Harry repassa sa baguette autour de la tête du blond et localisa une entaille derrière son oreille. Sans doute s'était-il cogné en tombant, occasionnant une commotion.
- Draco ! Réveille-toi dit Harry en lui frappant légèrement les joues. Allez Draco !
Draco papillonna des yeux et reprit doucement conscience.
- Merlin Draco ! Tu es vivant, dit Harry, soulagé.
- Ha… Harry … tu n'as rien ? demanda péniblement Draco en essayant de se relever.
- Ne bouge pas ! Tu es blessé à l'épaule et derrière la tête. Laisse-moi arranger ça.
A l'aide de sa baguette, il désinfecta et cicatrisa sommairement la plaie à l'épaule. Il nettoya soigneusement celle à l'arrière de la tête.

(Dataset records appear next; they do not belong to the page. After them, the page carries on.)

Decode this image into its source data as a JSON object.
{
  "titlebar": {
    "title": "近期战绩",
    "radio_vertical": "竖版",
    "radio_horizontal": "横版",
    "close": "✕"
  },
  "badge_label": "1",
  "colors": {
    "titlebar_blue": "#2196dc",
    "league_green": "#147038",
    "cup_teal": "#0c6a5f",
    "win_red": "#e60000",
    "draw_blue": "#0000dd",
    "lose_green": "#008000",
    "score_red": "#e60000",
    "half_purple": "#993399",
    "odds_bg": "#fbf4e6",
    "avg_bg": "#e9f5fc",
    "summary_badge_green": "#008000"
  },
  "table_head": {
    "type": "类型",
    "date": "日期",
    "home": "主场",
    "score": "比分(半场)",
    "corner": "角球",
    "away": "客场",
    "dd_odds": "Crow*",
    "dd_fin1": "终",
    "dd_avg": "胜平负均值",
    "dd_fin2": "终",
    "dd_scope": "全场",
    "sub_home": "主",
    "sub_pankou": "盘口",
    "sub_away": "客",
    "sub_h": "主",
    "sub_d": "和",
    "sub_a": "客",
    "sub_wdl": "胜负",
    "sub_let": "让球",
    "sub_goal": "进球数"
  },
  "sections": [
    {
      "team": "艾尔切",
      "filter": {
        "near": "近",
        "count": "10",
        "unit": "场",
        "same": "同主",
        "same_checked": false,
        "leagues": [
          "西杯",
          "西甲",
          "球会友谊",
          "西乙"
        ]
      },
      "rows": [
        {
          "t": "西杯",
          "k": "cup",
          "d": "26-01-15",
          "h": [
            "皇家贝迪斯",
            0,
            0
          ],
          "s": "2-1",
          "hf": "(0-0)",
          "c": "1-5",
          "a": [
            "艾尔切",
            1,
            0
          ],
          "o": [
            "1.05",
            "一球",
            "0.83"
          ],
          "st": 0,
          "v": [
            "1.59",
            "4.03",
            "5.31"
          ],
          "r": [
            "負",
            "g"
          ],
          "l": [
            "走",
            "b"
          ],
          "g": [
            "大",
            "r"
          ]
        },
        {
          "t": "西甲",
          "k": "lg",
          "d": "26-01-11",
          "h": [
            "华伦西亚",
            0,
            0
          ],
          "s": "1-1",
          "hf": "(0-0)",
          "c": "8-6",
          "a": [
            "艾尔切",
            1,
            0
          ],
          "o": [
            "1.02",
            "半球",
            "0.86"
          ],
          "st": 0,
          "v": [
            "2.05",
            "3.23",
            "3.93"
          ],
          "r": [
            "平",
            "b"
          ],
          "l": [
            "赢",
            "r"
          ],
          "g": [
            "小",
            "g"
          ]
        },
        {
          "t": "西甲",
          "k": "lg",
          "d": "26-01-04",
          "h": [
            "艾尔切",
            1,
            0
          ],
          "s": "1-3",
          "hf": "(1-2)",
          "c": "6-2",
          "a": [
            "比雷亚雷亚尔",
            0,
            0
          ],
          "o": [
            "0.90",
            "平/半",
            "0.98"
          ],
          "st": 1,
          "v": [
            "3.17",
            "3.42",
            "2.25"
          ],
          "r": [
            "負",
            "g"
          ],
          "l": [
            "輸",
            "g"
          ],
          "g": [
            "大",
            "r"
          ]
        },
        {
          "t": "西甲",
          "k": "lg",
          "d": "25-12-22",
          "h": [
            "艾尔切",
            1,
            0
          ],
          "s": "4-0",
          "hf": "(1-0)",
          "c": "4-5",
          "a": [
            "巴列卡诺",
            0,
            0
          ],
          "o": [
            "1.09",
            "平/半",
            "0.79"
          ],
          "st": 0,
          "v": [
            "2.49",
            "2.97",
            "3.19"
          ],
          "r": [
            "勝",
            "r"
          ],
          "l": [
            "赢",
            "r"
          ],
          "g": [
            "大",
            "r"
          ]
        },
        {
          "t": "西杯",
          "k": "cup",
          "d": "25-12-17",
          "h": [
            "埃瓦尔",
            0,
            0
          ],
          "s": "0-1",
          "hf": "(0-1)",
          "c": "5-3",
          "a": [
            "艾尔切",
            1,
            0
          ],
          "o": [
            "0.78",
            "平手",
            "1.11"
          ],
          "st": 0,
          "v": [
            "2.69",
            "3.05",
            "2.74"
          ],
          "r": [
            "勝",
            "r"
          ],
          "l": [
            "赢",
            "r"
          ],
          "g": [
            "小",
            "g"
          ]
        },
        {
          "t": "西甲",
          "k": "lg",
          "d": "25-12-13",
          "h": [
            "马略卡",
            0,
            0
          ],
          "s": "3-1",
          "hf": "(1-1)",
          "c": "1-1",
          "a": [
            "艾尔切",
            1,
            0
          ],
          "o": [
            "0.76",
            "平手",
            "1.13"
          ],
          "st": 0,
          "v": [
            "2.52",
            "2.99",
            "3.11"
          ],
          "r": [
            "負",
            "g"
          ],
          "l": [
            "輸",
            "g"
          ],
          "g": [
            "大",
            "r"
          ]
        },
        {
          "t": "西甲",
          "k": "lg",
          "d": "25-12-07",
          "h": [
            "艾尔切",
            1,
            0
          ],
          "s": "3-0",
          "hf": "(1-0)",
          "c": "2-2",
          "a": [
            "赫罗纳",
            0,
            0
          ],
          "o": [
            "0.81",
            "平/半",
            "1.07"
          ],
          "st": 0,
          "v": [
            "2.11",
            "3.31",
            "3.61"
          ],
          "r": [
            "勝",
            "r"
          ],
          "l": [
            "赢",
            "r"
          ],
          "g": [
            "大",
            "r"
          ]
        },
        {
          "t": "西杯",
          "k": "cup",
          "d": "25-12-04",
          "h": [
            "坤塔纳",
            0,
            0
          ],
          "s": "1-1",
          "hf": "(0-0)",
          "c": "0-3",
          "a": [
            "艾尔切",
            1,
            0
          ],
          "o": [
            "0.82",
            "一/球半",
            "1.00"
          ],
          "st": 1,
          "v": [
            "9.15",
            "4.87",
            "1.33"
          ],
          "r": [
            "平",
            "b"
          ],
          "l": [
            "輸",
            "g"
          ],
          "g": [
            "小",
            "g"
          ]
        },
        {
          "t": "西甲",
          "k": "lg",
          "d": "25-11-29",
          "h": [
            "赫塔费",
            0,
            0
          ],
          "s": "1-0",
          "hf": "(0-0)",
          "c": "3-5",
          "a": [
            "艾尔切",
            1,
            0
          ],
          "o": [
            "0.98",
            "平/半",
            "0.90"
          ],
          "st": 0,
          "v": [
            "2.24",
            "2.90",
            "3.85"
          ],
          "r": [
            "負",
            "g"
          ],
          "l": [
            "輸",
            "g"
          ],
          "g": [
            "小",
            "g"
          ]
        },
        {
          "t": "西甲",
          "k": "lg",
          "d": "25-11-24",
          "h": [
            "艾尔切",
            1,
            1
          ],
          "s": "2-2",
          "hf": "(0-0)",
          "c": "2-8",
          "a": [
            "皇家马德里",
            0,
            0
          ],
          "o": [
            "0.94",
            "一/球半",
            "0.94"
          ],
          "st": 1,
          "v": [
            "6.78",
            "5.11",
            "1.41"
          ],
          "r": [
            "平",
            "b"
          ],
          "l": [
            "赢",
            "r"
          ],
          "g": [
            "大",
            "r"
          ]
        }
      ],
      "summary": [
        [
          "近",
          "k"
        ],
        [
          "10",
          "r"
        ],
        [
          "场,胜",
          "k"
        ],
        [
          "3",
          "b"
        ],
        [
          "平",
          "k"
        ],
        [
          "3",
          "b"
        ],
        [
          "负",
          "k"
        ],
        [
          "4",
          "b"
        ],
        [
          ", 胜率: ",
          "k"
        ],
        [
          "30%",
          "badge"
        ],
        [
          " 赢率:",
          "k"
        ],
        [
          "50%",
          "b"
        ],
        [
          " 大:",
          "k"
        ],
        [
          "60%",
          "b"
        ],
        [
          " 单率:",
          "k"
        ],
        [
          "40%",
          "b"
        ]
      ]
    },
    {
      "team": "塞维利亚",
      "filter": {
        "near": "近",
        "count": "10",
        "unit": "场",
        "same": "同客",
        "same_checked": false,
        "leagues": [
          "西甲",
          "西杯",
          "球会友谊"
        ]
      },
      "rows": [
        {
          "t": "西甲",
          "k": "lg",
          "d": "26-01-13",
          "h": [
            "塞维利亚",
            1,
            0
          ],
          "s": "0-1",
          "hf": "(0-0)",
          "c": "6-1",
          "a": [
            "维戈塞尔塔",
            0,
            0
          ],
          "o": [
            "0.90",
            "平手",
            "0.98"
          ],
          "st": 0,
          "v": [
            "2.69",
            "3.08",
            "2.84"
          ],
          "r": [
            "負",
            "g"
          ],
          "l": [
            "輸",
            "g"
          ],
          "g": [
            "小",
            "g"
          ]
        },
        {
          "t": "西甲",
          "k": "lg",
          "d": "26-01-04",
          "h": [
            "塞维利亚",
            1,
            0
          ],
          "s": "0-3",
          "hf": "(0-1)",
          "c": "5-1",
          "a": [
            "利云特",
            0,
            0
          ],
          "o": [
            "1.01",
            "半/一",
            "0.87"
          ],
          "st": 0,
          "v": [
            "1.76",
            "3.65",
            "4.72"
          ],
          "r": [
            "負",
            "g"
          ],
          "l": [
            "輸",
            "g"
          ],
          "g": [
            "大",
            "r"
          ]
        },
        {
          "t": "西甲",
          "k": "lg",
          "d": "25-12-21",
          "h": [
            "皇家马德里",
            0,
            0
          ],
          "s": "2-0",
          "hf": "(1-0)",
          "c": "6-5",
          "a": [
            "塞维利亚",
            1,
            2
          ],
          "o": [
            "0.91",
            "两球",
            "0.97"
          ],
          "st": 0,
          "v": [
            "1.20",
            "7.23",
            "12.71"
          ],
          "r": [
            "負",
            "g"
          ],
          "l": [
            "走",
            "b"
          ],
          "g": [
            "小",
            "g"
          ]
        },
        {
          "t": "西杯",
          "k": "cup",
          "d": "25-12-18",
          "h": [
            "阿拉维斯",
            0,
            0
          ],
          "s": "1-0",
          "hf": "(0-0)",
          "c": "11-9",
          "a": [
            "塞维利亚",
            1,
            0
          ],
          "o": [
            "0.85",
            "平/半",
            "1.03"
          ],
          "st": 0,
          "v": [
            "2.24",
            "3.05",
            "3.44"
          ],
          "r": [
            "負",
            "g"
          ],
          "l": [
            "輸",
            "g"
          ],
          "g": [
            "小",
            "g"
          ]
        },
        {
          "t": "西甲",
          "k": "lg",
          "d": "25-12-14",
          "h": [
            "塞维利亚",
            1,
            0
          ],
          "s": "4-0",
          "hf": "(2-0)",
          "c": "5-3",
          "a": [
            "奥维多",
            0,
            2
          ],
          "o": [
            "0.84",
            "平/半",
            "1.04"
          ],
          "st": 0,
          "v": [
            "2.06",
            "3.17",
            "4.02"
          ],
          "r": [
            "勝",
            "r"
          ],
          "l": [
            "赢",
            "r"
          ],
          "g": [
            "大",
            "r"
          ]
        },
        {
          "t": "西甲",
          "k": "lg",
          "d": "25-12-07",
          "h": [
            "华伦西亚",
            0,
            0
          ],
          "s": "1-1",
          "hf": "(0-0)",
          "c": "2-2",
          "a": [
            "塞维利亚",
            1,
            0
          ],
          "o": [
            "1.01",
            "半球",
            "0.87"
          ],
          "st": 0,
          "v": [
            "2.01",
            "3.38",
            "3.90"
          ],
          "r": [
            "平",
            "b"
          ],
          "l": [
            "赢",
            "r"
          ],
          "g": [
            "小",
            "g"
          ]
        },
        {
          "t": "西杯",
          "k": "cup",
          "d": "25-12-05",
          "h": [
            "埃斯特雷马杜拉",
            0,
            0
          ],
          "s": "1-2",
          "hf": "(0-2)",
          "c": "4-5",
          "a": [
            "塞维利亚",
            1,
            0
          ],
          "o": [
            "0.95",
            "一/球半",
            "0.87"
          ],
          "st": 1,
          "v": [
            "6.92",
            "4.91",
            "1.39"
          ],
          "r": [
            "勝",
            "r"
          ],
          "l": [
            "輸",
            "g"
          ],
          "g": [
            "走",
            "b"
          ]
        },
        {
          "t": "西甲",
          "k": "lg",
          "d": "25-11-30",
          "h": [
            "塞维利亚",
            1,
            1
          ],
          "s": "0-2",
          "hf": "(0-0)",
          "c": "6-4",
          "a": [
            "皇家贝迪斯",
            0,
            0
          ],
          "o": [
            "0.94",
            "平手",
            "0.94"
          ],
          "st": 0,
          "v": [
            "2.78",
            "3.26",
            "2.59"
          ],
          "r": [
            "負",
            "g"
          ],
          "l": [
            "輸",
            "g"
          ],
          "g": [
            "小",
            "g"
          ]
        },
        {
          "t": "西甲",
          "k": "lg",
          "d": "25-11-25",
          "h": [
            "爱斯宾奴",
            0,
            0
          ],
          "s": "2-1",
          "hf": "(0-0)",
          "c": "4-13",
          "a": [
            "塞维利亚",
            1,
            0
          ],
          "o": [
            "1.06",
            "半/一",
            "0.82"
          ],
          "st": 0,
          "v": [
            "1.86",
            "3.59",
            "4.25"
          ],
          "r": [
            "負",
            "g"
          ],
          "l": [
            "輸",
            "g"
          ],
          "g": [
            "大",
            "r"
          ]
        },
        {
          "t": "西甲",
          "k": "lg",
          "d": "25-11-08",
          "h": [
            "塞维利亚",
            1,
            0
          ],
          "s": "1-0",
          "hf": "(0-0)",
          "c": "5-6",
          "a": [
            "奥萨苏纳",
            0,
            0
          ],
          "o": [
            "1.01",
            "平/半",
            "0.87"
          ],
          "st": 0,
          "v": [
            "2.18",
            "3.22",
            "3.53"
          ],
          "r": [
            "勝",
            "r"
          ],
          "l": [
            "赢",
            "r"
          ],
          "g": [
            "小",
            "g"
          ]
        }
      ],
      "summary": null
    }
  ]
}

- Voilà, ça suffira le temps de rentrer au Manoir. Essaye de te redresser, lentement.
Harry soutenait Draco au cou et à la taille et parvint l'asseoir contre le tronc d'un arbre.
- Merci, dit le blond.
Il regarda Harry et porta sa main à son visage. Le brun tressaillit au contact des doigts tièdes sur sa joue.
- Pourquoi … tu … pleures ?
Harry se rendit compte que les larmes inondaient toujours ses joues et il les essuya rapidement.
- J'ai eu peur … que tu sois ... je … je ne veux pas que tu meures Draco …
- Il en faut plus pour m'abattre Potter …
- Pourquoi as-tu fait ça ?
- P… parce que … moi non plus je ne veux pas tu meures … Harry, répondit le blond avec un faible sourire.
Le brun sentit ses joues s'échauffer suite à cet aveu inattendu.
- Mais bon sang ! Qui a fait ça ? demanda-t-il avec une certaine véhémence, histoire de reprendre contenance.
- Aucune idée … je n'ai pas eu le temps de voir le tireur.
- Bon … on se préoccupera de ça plus tard. Pour le moment, on doit rentrer au Manoir pour te soigner. Es-tu en état de transplaner ?
- Oui … je pense bien que oui.
- Ok. Alors accroche-toi à moi.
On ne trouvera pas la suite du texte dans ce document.